Stimulus facts are stubborn things

STIMULUS FACTS ARE STUBBORN THINGS…. There’s ample evidence that the public, in general, believes last year’s Recovery Act was ineffective. Actual analyses paint a far different picture.

The massive U.S. stimulus package, widely viewed by voters to be ineffective, put 1.4 million to 3.6 million people to work between July and September, the nonpartisan Congressional Budget Office said Wednesday.

The American Recovery and Reinvestment Act also boosted national output by between 1.4 percent and 4.1 percent during that period, CBO said in its latest estimate.

CBO’s estimates have consistently shown that the $814 billion package of tax cuts, state aid, construction spending and enhanced safety-net provisions has blunted the impact of the worst U.S. recession since the 1930s.

President Obama noted a couple of weeks ago, “The hardest argument to make in politics is, things would have been a lot worse if we hadn’t done all those taken all these steps.” Agreed, it is an awfully difficult argument — people recognize the conditions in front of them, not the hypothetical circumstances on the road not traveled.

That said, those other circumstances are not a mystery.
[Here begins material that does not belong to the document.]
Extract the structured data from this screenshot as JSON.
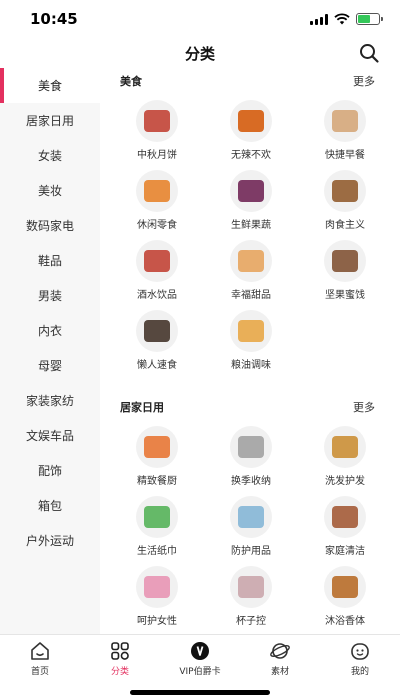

The unemployment rate is 9.6%, but without the Recovery Act, the Congressional Budget Office concluded it could have been as high as 11.6% right now. The economy grew at 2.5% in the last quarter, but in the absence of the stimulus, the CBO found that the economy likely would still be shrinking.

All told, as many as 3.6 million Americans have jobs right now, who would otherwise be out of work, thanks to the maligned Recovery Act.

House Appropriations Ranking Member Jerry Lewis (R-Calif.) insisted the other day that a top Republican priority next year will be identifying $12 billion in remaining stimulus funds and, instead of injecting it into the economy, ensuring that the money isn’t spent at all.

How would that help the economy? Lewis didn’t say.